Leave the Cat
My husband and I happened upon the movie Alien the other night, and since we couldn’t agree on anything else on the 300 and some channels, we settled in.
We had missed the best scene. You know, the one where the alien bursts out of the guy’s stomach. It was at the part when the crew knows there’s some sort of alien on their spaceship (well, duh – they’d seen it burst out of the guy’s stomach), but they have no idea what, exactly. They’re tracking it armed with flashlights, a couple of guns, and… a net.
It’s not a big industrial “let’s go catch us some potentially dangerous alien life form” net, either. It looks about as substantial as a butterfly net you might give to your nephew. Yes, they set out looking for what we later learn is an enormous, vaguely insect-like creature whose blood is metal-burning acid armed with a butterfly net.
Of course, the first thing they track down isn’t the alien, but the captain’s cat. The scene is very tense. Their guns are aimed, the net is poised to catch the dreaded alien, and ROWR! It’s a kitty. So what do they do? They send Harry Dean Stanton after the cat.
Why? There is no explanation other than to move the plot along. There are a lot of crew members to kill off, so they may as well have one of them walking around going, “Here, kitty kitty kitty,” before he’s slaughtered by the really creepy, much-too-large-for-a-butterfly-net alien.
Later, when most of the crew has been decimated, the remaining crew members have realized that a butterfly net is not going to be at all helpful, and their only mission is to get the hell off of the ship, the captain hears the cat, stops getting the shuttle ready, and wanders off to find the cat.
What is THAT?
I understand that many people are deeply, deeply attached to their pets. I lovingly fed my daughter’s hamster medicine through a tiny syringe and bawled when he died, and I am aware that this is only the tip of the iceberg. However, I firmly believe that when you’re in deep space, a horrifying alien has annihilated your crew, and you have one chance to get out of there, you need to focus on your goal – living, and leave the cat.
It struck me that we do the same sorts of stupid things in our daily lives. We concentrate on the wrong things, the minutiae, and lose sight of the important stuff. Parents do it when we get on our kids’ backs about cleaning their rooms when they’re trying to tell us about something truly momentous like the bus driver farting audibly. Teachers do it when we focus on sticking it to the smirking, eye-rolling punk who manages to tip over his desk every day, when we should be focusing our energy on minimizing opportunities for punk-like behavior.

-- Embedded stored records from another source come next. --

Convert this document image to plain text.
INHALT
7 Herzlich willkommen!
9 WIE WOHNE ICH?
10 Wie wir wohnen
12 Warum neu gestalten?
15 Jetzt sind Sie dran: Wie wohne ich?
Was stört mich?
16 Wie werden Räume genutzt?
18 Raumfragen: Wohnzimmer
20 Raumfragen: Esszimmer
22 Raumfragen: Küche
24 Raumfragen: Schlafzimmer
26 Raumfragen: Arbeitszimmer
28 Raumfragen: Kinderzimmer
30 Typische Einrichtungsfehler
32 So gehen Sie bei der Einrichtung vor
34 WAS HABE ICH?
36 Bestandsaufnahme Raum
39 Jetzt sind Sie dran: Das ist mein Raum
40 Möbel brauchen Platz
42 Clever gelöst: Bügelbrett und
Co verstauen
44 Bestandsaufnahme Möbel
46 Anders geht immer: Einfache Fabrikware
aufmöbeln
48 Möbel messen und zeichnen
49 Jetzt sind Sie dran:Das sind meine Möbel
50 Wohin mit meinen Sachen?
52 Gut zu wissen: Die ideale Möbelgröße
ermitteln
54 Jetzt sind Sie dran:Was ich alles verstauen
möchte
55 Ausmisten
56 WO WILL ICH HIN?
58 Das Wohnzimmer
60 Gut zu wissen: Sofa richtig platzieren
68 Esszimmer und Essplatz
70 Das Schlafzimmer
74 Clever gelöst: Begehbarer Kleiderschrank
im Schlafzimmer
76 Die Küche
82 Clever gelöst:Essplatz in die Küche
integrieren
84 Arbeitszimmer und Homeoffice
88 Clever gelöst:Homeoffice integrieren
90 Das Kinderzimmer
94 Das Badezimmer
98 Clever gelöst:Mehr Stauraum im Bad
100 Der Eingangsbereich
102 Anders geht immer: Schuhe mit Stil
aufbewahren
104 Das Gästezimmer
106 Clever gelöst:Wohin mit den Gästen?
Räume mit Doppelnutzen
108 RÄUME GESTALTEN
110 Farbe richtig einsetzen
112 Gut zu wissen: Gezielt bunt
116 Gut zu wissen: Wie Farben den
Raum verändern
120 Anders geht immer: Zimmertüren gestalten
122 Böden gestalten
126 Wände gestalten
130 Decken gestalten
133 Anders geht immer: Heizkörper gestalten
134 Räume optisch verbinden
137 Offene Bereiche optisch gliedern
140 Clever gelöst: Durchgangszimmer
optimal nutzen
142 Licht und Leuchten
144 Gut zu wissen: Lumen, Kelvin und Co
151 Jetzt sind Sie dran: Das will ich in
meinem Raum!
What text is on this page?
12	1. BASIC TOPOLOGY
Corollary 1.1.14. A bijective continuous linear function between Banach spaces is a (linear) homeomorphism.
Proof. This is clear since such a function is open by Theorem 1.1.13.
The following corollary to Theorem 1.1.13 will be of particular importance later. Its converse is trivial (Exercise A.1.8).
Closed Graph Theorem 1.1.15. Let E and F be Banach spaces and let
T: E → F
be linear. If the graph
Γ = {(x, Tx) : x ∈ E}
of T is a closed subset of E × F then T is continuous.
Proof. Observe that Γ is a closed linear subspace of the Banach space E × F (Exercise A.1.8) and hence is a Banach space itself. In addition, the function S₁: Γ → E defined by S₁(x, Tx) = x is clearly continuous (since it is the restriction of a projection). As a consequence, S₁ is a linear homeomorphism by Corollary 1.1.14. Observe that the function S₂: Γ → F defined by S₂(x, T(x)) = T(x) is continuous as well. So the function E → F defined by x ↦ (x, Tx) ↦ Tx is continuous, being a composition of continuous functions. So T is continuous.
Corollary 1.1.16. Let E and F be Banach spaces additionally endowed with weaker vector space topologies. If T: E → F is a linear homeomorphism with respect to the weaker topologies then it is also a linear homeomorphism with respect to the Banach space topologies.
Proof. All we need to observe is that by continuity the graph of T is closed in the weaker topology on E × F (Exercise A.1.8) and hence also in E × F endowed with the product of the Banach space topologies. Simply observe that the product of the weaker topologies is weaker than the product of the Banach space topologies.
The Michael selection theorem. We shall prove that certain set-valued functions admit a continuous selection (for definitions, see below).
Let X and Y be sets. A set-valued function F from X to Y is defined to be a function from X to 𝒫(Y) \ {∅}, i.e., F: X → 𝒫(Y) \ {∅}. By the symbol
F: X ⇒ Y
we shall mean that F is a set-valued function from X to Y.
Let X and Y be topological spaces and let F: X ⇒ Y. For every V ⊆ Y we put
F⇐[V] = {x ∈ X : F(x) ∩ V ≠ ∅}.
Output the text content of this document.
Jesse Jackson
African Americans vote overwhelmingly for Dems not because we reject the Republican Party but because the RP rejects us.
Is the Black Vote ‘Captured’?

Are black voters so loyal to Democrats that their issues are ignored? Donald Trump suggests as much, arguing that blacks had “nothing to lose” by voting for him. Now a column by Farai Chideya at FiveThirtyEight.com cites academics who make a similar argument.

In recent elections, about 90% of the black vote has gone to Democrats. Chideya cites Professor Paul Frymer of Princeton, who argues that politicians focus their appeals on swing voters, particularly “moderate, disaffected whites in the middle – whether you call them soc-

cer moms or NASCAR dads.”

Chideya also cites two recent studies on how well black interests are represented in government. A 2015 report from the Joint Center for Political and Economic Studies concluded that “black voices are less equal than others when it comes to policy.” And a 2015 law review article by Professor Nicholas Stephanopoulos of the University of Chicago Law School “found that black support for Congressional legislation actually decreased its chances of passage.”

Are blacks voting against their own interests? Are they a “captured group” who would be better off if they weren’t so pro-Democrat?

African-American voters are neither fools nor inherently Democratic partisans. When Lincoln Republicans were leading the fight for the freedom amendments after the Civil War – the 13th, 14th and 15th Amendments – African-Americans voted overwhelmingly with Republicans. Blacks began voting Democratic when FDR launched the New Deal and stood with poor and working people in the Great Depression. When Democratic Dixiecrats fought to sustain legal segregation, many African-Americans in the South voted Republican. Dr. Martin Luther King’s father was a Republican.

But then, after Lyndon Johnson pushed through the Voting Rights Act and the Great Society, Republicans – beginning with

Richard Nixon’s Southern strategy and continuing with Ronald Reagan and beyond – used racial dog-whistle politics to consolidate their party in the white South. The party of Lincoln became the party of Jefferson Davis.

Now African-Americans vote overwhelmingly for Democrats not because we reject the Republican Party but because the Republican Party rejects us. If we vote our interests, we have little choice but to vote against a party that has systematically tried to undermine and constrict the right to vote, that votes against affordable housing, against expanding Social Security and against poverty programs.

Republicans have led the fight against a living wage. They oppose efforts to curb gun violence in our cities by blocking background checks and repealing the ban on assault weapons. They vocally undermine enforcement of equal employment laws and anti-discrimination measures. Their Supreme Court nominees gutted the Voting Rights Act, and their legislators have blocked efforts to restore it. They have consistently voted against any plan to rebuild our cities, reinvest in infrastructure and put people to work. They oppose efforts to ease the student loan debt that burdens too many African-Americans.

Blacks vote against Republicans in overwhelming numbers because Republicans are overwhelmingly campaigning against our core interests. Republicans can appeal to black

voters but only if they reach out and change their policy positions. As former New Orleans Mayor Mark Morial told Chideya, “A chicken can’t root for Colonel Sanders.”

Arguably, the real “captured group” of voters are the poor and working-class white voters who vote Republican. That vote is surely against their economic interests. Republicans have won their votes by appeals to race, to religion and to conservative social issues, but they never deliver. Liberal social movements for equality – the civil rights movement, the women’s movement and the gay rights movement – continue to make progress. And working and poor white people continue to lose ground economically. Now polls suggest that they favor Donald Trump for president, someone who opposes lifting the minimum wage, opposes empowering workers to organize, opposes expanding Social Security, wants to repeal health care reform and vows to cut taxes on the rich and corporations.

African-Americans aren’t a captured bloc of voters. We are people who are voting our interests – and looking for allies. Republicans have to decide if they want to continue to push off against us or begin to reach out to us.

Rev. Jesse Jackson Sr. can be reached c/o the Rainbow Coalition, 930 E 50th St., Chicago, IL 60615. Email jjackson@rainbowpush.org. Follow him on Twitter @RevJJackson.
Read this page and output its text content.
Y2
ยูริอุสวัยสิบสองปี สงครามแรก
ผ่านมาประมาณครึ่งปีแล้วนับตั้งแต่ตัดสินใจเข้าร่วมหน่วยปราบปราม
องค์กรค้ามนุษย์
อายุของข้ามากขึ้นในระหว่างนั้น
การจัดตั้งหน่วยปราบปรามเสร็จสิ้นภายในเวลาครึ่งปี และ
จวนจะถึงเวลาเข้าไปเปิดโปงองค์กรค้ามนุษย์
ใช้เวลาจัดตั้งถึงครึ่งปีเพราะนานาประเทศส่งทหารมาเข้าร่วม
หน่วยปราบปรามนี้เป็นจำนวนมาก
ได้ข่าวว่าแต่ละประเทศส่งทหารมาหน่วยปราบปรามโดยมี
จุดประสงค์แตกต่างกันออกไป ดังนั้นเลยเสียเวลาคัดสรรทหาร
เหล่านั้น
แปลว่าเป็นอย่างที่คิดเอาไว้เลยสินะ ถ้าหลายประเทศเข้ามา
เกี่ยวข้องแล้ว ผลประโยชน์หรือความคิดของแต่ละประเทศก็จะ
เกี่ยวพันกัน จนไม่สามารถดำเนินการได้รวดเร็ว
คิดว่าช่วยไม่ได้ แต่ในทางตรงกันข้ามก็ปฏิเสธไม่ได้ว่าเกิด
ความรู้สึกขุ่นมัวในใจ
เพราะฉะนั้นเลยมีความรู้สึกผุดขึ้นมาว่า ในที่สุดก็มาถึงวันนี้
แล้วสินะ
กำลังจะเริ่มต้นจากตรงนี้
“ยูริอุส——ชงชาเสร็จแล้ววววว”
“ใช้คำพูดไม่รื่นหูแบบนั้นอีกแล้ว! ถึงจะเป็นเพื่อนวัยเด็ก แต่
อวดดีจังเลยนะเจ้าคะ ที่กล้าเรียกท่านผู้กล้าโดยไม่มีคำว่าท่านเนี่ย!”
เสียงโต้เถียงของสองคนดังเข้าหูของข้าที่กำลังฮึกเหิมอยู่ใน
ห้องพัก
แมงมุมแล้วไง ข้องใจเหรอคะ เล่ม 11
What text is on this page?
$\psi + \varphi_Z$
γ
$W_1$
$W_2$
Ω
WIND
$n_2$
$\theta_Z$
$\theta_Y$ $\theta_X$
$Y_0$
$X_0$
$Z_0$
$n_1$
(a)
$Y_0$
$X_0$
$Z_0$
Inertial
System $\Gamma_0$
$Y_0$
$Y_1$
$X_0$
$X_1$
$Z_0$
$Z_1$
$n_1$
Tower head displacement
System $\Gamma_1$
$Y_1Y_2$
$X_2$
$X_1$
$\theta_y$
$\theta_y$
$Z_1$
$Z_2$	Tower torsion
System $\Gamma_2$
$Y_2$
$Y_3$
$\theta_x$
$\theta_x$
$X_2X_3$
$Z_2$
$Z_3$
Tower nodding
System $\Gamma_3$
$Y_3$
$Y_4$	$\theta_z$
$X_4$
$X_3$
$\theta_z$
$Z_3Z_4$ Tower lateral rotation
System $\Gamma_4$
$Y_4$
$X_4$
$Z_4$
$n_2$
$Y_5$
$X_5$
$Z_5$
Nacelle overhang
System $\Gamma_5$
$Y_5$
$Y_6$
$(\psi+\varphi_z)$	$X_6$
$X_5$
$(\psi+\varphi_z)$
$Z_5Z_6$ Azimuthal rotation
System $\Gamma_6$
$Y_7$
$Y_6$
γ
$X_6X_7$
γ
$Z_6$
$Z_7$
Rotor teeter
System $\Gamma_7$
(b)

Students do it when they waste time bitching about mean teachers (and let’s be fair, sometimes teachers are mean), when they could be doing their homework so the teacher won’t have anything to be mean about. We all do it – we get stuck on something that seems important and in doing so lose sight of the main goal.
Later in the movie, as I watched the captain go back, yet again, for the cat, I decided that “leave the cat” was going to be my new motto. So from now on, whenever I realize I’ve been doing something nit-picky that actually distracts me from my larger goal, I’m going to think about Alien and remind myself: leave the cat.